When crawling content with SharePoint Search you might stumble upon the following warning “The item has been truncated in the index because it exceeds the maximum size.”. So what is it and, what’s more important, how to get rid of it?
If you want to leverage the new Web Content Management (WCM) capabilities of SharePoint 2013 the odds are high that you will be looking into implementing search-driven publishing. The idea behind the search-driven publishing model is that all of your content is indexed by SharePoint Search and from there can be published to any other location that has access to the Search Service Application that crawled the content.
Because you will be crawling all of your content it’s very likely that you will get some short pieces of content as well as some longer chunks, let’s say longer than… 16384 characters.

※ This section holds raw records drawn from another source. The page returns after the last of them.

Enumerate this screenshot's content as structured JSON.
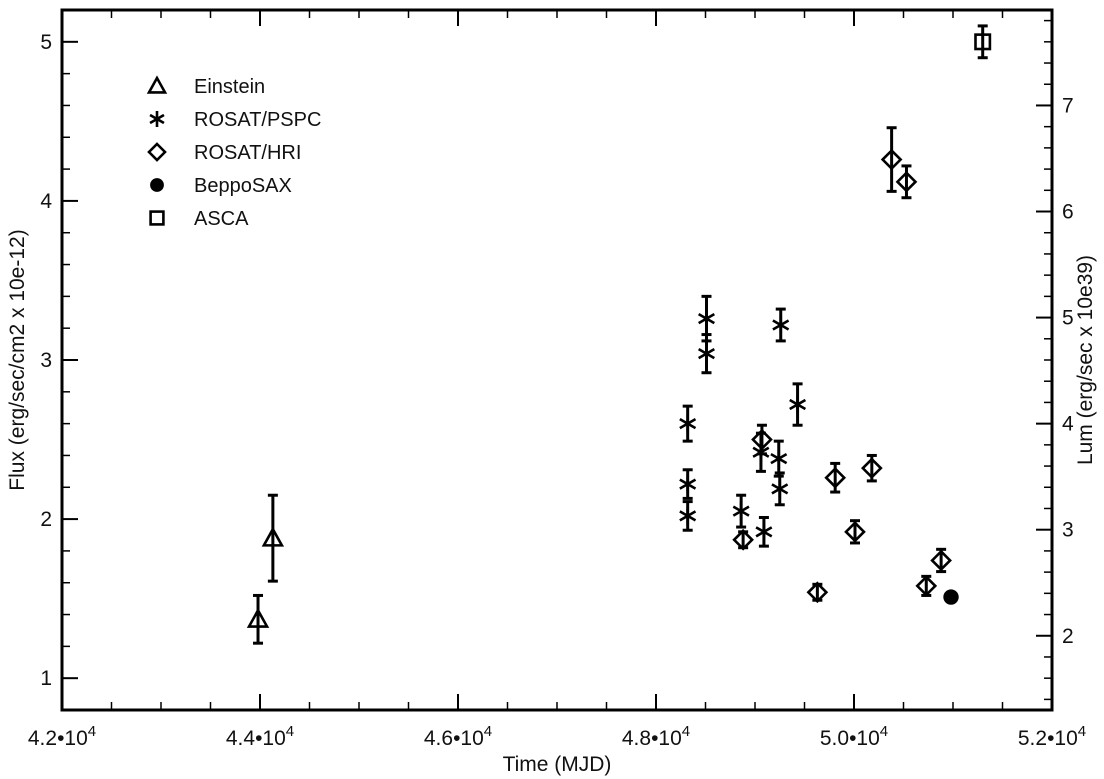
{
  "chart_data": {
    "type": "scatter",
    "xlabel": "Time (MJD)",
    "ylabel": "Flux (erg/sec/cm2 x 10e-12)",
    "y2label": "Lum (erg/sec x 10e39)",
    "xlim": [
      42000,
      52000
    ],
    "ylim": [
      0.8,
      5.2
    ],
    "y2lim": [
      1.3,
      7.9
    ],
    "grid": false,
    "legend_position": "top-left",
    "x_ticks": [
      {
        "value": 42000,
        "mant": "4.2",
        "exp": "4"
      },
      {
        "value": 44000,
        "mant": "4.4",
        "exp": "4"
      },
      {
        "value": 46000,
        "mant": "4.6",
        "exp": "4"
      },
      {
        "value": 48000,
        "mant": "4.8",
        "exp": "4"
      },
      {
        "value": 50000,
        "mant": "5.0",
        "exp": "4"
      },
      {
        "value": 52000,
        "mant": "5.2",
        "exp": "4"
      }
    ],
    "y_ticks": [
      {
        "value": 1,
        "label": "1"
      },
      {
        "value": 2,
        "label": "2"
      },
      {
        "value": 3,
        "label": "3"
      },
      {
        "value": 4,
        "label": "4"
      },
      {
        "value": 5,
        "label": "5"
      }
    ],
    "y2_ticks": [
      {
        "value": 2,
        "label": "2"
      },
      {
        "value": 3,
        "label": "3"
      },
      {
        "value": 4,
        "label": "4"
      },
      {
        "value": 5,
        "label": "5"
      },
      {
        "value": 6,
        "label": "6"
      },
      {
        "value": 7,
        "label": "7"
      }
    ],
    "series": [
      {
        "name": "Einstein",
        "marker": "triangle",
        "points": [
          {
            "x": 43980,
            "y": 1.37,
            "err": 0.15
          },
          {
            "x": 44130,
            "y": 1.88,
            "err": 0.27
          }
        ]
      },
      {
        "name": "ROSAT/PSPC",
        "marker": "asterisk",
        "points": [
          {
            "x": 48320,
            "y": 2.6,
            "err": 0.11
          },
          {
            "x": 48320,
            "y": 2.22,
            "err": 0.09
          },
          {
            "x": 48320,
            "y": 2.02,
            "err": 0.09
          },
          {
            "x": 48510,
            "y": 3.26,
            "err": 0.14
          },
          {
            "x": 48510,
            "y": 3.04,
            "err": 0.12
          },
          {
            "x": 48860,
            "y": 2.05,
            "err": 0.1
          },
          {
            "x": 49060,
            "y": 2.42,
            "err": 0.12
          },
          {
            "x": 49090,
            "y": 1.92,
            "err": 0.09
          },
          {
            "x": 49240,
            "y": 2.38,
            "err": 0.11
          },
          {
            "x": 49250,
            "y": 2.19,
            "err": 0.1
          },
          {
            "x": 49260,
            "y": 3.22,
            "err": 0.1
          },
          {
            "x": 49430,
            "y": 2.72,
            "err": 0.13
          }
        ]
      },
      {
        "name": "ROSAT/HRI",
        "marker": "diamond",
        "points": [
          {
            "x": 48880,
            "y": 1.87,
            "err": 0.05
          },
          {
            "x": 49070,
            "y": 2.5,
            "err": 0.09
          },
          {
            "x": 49630,
            "y": 1.54,
            "err": 0.05
          },
          {
            "x": 49810,
            "y": 2.26,
            "err": 0.09
          },
          {
            "x": 50010,
            "y": 1.92,
            "err": 0.07
          },
          {
            "x": 50180,
            "y": 2.32,
            "err": 0.08
          },
          {
            "x": 50380,
            "y": 4.26,
            "err": 0.2
          },
          {
            "x": 50530,
            "y": 4.12,
            "err": 0.1
          },
          {
            "x": 50730,
            "y": 1.58,
            "err": 0.06
          },
          {
            "x": 50880,
            "y": 1.74,
            "err": 0.07
          }
        ]
      },
      {
        "name": "BeppoSAX",
        "marker": "circle",
        "points": [
          {
            "x": 50980,
            "y": 1.51,
            "err": 0
          }
        ]
      },
      {
        "name": "ASCA",
        "marker": "square",
        "points": [
          {
            "x": 51300,
            "y": 5.0,
            "err": 0.1
          }
        ]
      }
    ]
  }
}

When crawling long content SharePoint will trim it by default to the first 16384 characters. When examining the Crawl Log you will see warnings similar to the following:
The item has been truncated in the index because it exceeds the maximum size. ( Item truncated. Field=PublishingPageContentOWSHTML, Occurrences=27931, Chars=16384; )
Additionally, if you search for one of the items reported as truncated, you will see that only the first 16384 characters will be rendered on page.
In order to avoid content truncation you have to increase the number of characters that the particular Managed Property can store. For this for each property reported as truncated in the Search Crawl Log run the following PowerShell snippet:
$ssa = Get-SPEnterpriseSearchServiceApplication $mp = Get-SPEnterpriseSearchMetadataManagedProperty -SearchApplication $ssa -Identity "PublishingPageContentOWSHTML" $mp.MaxCharactersInPropertyStoreForRetrieval = 2097152 $mp.Update()
After updating the Managed Property execute a Full Crawl on your Content Source. With that change applied you shouldn’t see this warning in your Crawl Log anymore.